Le 1er août 2023, la société LBO a cédé à la société Horizon Oblig sa créance sur la société Performance Pierre résultant de l’acte de prêt participatif, moyennant le prix de 500 000 euros en principal exigible à la date d’échéance du prêt, outre les intérêts annuels au taux de 5% exigibles à la date anniversaire du prêt.
Le 30 janvier 2025, le président du tribunal des activités économiques de Versailles a ouvert une procédure de conciliation au bénéfice de la société Horizon Oblig et désigné la société [J] [U], en la personne de M. [U], administrateur judiciaire, en qualité de conciliateur.
La mission du conciliateur a été prorogée jusqu’au 30 juin 2025.
Le 2 avril 2025, la société LBO a quant à elle assigné la société Horizon Oblig devant le juge des référés du tribunal des activités économiques de Versailles en paiement de l’intégralité du prix de cession convenu le 1er août 2023.
Le 26 juin 2025, sur le fondement du 5e alinéa de l’article L. 611-7 du code de commerce, la société Horizon Oblig a assigné la société LBO devant le président du tribunal des activités économiques de Versailles pour solliciter des délais de paiement . Par voie reconventionnelle, la société LBO a formulé une demande en paiement.
Le 2 juillet 2025, le juge des référés a écarté la demande en paiement de la société LBO.
Le 3 septembre 2025, le président du tribunal saisi sur le fondement de l’article L. 611-7 du code de commerce a :
— ordonné le report du paiement de toutes sommes dues par la société Horizon Oblig à la société La Boutique Officielle.com pour une durée de 12 mois à compter du 3 septembre 2025, soit jusqu’au 3 septembre 2026 ;
— débouté la société La Boutique Officielle.com de ses demandes de paiement ;
— dit que les intérêts, les majorations d’intérêts et les pénalités de retard sur les sommes dues ne sont pas encourues entre le 3 septembre 2025 et le 3 septembre 2026 ;
— condamné la société La Boutique Officielle.com aux dépens.

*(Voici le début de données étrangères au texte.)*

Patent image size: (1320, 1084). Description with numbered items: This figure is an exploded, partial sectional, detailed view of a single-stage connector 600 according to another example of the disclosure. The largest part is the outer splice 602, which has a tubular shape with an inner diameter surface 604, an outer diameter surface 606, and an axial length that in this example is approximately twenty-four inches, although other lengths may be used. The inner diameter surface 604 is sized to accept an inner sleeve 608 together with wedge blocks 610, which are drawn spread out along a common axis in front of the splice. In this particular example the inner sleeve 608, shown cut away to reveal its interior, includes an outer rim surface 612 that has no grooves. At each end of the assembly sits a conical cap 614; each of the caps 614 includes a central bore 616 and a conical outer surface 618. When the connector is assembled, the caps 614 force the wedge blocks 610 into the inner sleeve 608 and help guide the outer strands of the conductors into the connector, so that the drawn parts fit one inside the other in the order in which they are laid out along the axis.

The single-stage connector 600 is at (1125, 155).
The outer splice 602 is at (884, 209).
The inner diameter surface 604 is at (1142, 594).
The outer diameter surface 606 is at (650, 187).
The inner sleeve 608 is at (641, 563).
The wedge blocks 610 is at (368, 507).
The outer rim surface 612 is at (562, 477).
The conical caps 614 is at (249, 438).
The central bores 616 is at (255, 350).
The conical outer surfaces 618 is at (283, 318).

Le 15 octobre 2025, la société LBO a interjeté appel de ce jugement en toutes ses dispositions.
Par dernières conclusions du 25 février 2026, elle demande à la cour de :
— se déclarer compétent pour statuer sur son appel y compris en ses demandes reconventionnelles devant le tribunal ;
— infirmer en toutes ces dispositions, le jugement du 3 septembre 2025 dont appel ;
— juger recevable et bien fondé, son appel ;
Statuant à nouveau,
À titre principal,
— condamner la société Horizon Oblig à lui payer la somme provisionnelle de 535 417euros au titre du contrat numéroté HO230808PVI2, outre intérêt au taux de 5% à compter du 1er janvier 2025 ;
— débouter la société Horizon Oblig de ses demandes de délais comme infondées et injustifiées ;
À titre subsidiaire, si par extraordinaire la cour devait déclarer recevable la demande de délais de paiement de la société Horizon Oblig,
— juger que cette demande de délai ne saurait excéder la date du 31 mars 2026 conformément à la demande du mandataire ;
— débouter la société Horizon Oblig de l’ensemble de ses prétentions comme infondées et injustifiées ;
En tout état de cause,
— condamner la société Horizon Oblig à lui payer la somme de 4 000 euros au titre de l’article 700 du code de procédure civile et en tous les dépens.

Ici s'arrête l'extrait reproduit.